Als die Bundesregierung Mitte Juli ihre China-Strategie vorlegte, war die Erleichterung groß: Schließlich analysiert das Paper auf 64 Seiten bemerkenswert offen Probleme und Risiken im Umgang mit Peking. So werden beispielsweise die vielfältigen Menschenrechtsverletzungen angesprochen, das heikle Verhältnis Chinas zu Taiwan sowie die Tatsache, dass China seine Wirtschaftskraft gezielt einsetzt, um politische Ziele zu erreichen.
Laut China-Strategie der Bundesregierung müssen die Wirtschafts- und Handelsbeziehungen zwischen Deutschland und China „fairer, nachhaltiger und reziproker“ werden.

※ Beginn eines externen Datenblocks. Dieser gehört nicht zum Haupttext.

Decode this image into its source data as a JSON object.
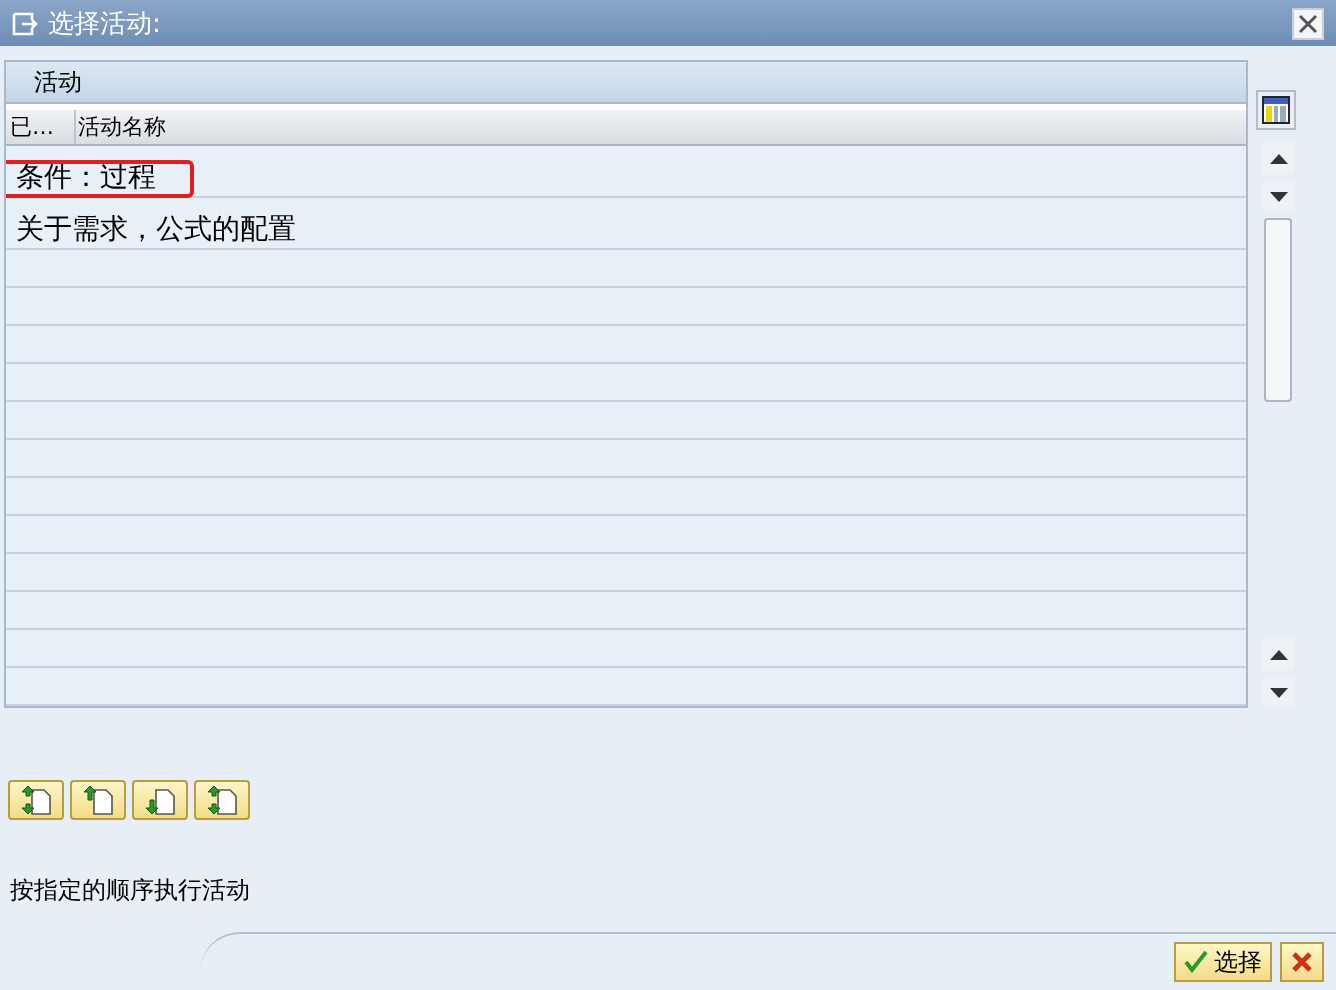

Angemahnt wird eine Minderung von Risiken, was angesichts der jüngsten Importentwicklungen dringend geboten ist.
All dies vor Augen fordert die China-Strategie, dass die Wirtschafts- und Handelsbeziehungen zwischen Deutschland und China „fairer, nachhaltiger und reziproker“ werden müssten. Der Weg dorthin soll nicht über eine Entkopplung beschritten werden, sondern durch eine Minderung von Risiken – das sogenannte De-Risking. Um das zu erreichen, braucht es diversifizierte Lieferketten und zügig neue Handelsabkommen mit anderen Ländern. So sollen etwa die Wirtschaftsbeziehungen mit afrikanischen Partnern intensiviert und Abkommen mit den südamerikanischen Mercosur-Staaten sowie Mexiko, Chile, Kenia, Australien, Neuseeland, Indien, Indonesien und Thailand rasch finalisiert werden.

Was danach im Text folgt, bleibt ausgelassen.